Dear subscribers,
This month, we summarize a recent meeting on peer review and present two requests:
Support for open reports (signed or not): summary of the HHMI/Wellcome/ASAPbio Peer Review meeting
On February 7-9, 2018, a group of approximately 90 junior and senior scientists, publishers, editors, and funders convened at HHMI Headquarters in Chevy Chase, MD for a meeting on Transparency, Recognition, and Innovation in Peer Review in the Life Sciences, organized by Wellcome, ASAPbio, and HHMI. The plenary sessions of the agenda were webcast, and all videos can be viewed in the webcast archive. Slides from talks can be downloaded from the agenda.
In the weeks leading up to the meeting, two surveys captured attitudes toward our current peer review system, and community members wrote commentaries to discuss visions for its evolution.
The event itself kicked off on the evening of Feburary 7th with keynotes from Erin O’Shea (President of HHMI), Jeremy Berg (Editor-in-Chief of Science) and Mike Lauer (Deputy Director for Extramural Research at NIH). After a morning of discussion, participants (both in-person and virtual) took part in an a vote on statements related to transparency and recognition to gauge the development of consensus.

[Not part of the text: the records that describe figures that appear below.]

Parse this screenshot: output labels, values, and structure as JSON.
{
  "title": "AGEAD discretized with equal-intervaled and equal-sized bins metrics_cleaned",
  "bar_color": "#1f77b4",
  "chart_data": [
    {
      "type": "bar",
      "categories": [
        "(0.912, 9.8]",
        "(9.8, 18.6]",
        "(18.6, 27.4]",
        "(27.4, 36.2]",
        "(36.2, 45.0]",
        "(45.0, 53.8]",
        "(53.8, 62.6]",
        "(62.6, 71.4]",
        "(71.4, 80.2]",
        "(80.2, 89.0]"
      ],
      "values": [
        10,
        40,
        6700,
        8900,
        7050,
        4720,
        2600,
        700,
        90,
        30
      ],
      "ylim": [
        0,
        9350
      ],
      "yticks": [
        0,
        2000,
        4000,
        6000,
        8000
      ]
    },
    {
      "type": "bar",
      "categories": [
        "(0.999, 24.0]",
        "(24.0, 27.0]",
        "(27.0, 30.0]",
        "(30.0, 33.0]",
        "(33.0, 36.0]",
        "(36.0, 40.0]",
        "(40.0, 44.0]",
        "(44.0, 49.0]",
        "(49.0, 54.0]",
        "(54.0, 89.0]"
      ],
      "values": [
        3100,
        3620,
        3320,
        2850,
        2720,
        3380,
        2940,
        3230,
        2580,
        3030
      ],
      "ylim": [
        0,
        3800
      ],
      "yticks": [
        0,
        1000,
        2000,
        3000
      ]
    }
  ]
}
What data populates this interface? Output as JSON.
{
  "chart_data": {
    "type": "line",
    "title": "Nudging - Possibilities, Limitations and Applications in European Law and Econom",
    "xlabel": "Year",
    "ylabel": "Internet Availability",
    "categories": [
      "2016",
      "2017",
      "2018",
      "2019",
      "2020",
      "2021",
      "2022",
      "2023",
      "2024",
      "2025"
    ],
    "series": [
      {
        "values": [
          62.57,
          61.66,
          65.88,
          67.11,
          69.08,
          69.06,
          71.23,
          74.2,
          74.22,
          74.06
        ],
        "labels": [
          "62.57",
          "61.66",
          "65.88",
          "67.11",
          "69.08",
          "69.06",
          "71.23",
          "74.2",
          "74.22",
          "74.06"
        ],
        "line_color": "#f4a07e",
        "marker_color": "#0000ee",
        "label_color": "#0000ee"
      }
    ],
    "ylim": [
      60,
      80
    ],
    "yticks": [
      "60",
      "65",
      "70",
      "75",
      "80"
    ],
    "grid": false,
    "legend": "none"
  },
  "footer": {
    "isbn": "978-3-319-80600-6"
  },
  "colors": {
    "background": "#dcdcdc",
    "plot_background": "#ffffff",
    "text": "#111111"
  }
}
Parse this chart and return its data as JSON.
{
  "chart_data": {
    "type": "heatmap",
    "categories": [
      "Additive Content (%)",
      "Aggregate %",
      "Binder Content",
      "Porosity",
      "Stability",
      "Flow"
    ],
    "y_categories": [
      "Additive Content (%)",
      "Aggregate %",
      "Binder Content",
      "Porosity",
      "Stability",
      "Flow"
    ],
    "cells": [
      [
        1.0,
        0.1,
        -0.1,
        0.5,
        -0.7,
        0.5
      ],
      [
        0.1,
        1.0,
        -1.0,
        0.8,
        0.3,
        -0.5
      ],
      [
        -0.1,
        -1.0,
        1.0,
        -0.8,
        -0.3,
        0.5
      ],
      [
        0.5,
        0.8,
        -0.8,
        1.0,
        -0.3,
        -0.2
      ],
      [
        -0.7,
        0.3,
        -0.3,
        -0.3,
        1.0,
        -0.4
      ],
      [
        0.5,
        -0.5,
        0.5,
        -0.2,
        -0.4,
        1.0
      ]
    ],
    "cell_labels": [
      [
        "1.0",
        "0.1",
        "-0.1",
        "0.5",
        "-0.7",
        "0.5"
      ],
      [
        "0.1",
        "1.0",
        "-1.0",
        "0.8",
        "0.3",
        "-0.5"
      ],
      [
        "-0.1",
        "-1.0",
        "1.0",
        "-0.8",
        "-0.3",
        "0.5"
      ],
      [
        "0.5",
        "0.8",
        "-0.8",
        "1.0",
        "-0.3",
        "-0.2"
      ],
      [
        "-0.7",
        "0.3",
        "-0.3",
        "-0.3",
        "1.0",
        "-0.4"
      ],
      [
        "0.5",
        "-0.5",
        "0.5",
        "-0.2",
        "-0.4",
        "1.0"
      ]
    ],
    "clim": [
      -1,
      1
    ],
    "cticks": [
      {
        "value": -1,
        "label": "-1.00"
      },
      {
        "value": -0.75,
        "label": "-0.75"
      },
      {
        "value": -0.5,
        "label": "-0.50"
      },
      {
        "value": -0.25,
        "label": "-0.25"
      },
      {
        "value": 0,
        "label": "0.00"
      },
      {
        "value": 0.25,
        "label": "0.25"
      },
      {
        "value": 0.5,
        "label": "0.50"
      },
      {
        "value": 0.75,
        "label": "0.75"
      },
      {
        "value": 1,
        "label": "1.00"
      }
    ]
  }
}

The results suggested that the majority of participants favored:
- Publishing the content of peer reviews (with or without the reviewers’ names) and making these reports a formal part of the scholarly record with an associated DOI,
- Formal recognition and credit for peer review activities from funding agencies and institutions, and
- Acknowledging all contributors to a peer review report (such as students and postdocs) when submitting it to a journal.
We will be organizing a white paper authorized by meeting participants and considering other steps to facilitate the actions above.
The meeting was covered in Science, NPR, Occam’s Typewriter, Inside eLife, and PLOS Blogs. Highlights from Twitter (#bioPeerReview) have been compiled by HHMI.
View the summary of the peer review meeting.
Preprint authors: please take a 5-minute survey
If you’ve authored a preprint in any field, please consider taking 5 minutes to fill out this survey, which will help our efforts to understand issues surrounding preprint licensing.
We’d also appreciate you sharing this survey with your networks by forwarding this email or retweeting this tweet.
Contribute to a list of preprint commentary venues & journal clubs
In an effort to understand the landscape of preprint discussion, post-publication peer review, and curation efforts, we’ve started a spreadsheet listing preprint commentary venues and other approaches to feedback and peer review. Please add anything that’s missing or inaccurate. If you run a preprint journal club or would be willing to give feedback to authors on an individual basis upon request, please feel free to add that to the second tab in the sheet!